Overview
With the ever-increasing demand for nickel, the scale of nickel mining and industrial processing will inevitably expand. Without timely awareness of nickel recycling, we risk facing catastrophic scenarios reminiscent of disaster films.
Therefore, we set our stage right between our two major conflicts: environment and industry. Coupled with our hardware, the engineered E. coli can efficiently recover nickel, turn them into microparticles, and remain contained.
Industrial Wastewater Treatment
We intend to set up buffer pools at wastewater outlets. The engineered E. coli will be incubated upon our Hardware . The wastewater will flow through our apparatus prior to discharge, with nickel being recovered on the way. After treating the buffer pool with our product, the wastewater can be released with lower nickel concentrations. Our hardware ensures that the nickel microparticle filled E. coli will remain in the buffer pools.

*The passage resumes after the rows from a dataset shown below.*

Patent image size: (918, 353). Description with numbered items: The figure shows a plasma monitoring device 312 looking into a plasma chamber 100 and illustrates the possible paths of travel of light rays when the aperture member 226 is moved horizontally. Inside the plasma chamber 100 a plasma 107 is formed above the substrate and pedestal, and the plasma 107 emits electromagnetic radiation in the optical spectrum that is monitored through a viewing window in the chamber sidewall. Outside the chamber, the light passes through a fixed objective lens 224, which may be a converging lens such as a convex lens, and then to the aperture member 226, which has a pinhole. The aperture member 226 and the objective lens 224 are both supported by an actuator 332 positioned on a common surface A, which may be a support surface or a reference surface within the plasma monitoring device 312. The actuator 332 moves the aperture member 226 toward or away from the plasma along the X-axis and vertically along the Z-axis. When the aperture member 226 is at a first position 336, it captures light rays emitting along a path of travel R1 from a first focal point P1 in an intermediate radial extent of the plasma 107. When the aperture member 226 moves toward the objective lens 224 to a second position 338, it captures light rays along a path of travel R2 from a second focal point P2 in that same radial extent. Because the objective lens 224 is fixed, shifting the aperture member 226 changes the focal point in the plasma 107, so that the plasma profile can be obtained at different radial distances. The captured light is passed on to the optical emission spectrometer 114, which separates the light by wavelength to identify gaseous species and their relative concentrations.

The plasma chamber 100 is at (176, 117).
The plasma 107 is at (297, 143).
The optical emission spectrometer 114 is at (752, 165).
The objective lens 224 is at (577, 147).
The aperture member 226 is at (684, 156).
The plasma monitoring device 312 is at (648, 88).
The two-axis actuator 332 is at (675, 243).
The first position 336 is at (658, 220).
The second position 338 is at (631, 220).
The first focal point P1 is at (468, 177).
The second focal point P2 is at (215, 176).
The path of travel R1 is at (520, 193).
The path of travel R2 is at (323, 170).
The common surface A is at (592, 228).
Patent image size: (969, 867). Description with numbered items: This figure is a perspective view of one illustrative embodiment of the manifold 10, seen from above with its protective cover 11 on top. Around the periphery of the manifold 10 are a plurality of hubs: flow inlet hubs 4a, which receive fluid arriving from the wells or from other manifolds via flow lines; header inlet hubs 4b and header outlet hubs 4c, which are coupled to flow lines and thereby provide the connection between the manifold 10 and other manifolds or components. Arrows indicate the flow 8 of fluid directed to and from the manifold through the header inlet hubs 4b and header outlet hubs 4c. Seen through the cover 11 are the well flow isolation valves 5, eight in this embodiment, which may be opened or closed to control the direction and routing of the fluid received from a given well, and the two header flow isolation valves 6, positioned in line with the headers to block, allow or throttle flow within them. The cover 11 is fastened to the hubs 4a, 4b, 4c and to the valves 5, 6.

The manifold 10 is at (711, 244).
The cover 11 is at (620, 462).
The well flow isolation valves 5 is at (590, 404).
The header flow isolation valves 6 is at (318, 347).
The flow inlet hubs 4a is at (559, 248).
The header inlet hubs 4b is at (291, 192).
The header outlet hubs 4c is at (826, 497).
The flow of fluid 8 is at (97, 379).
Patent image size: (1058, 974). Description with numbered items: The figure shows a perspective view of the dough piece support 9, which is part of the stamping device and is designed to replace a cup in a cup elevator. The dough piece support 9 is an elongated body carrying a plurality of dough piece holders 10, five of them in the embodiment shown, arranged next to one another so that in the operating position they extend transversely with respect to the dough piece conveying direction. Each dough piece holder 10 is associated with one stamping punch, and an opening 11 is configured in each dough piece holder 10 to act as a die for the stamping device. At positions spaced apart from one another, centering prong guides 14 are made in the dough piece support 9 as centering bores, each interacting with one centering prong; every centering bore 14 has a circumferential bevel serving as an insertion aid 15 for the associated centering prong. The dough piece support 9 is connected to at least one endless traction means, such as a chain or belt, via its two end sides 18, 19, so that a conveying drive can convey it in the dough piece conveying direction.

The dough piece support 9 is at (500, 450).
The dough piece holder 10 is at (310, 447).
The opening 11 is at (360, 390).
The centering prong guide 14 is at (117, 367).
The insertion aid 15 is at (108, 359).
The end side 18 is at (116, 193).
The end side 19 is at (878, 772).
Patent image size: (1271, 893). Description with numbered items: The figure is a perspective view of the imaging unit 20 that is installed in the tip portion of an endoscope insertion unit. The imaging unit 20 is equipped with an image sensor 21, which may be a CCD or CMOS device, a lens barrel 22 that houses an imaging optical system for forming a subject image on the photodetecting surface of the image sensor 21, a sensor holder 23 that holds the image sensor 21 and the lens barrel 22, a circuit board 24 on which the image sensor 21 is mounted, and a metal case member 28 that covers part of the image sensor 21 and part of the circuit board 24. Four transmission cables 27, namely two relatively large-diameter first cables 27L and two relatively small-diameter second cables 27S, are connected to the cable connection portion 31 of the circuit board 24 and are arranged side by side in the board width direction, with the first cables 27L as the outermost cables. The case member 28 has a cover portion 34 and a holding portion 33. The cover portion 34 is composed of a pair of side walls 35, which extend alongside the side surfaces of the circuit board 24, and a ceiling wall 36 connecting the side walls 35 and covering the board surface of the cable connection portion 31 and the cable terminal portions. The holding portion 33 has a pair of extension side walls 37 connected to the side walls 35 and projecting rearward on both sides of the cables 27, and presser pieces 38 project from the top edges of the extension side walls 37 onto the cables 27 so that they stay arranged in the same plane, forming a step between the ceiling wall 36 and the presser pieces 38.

The nickel microparticles will sediment at the bottom of the pool, accumulate through time and form layers of nickel deposit. These reserves may be used in times of nickel shortage.
Commercialize
Environmental conditions of industries may vary across the globe. Some places might have temperatures too low for normal bacterial growth, some places might be exposed to more sunlight than others. To let our product adapt to a wider spectrum of environment, we plan to utilize the Anti-Freeze and Anti-UV modules from Fudan iGEM 2023 and confirmed in our hands during the winter training. We allow add-ons to be purchased to fit the needs of our customers. See more details in Entrepreneurship.
Safety Concern
As the application of our product moves beyond the containment of laboratories, certain safety measures are to be made. Our Hardware prevents the leakage of E. coli into the environment, and our Safety tests show that in the event of accidental release, the E. coli will not cause significant harm to the ecosystem.
Prospect
In addition to nickel, other divalent metals—such as copper, zinc, and cobalt—can become future targets. With MINERAL's highly modular design, adapting the system for new metals simply involves substituting the relevant transport and binding proteins in the bioaccumulation system, making it a versatile platform for metal recovery.
Moreover, the concept of bioaccumulating heavy metals and forming reserves could be applied in more visionary contexts, such as terraforming Mars. In a future scenario, engineered microorganisms like those in MINERAL could help sequester toxic metals or produce essential materials, aiding in the creation of a habitable environment on other planets.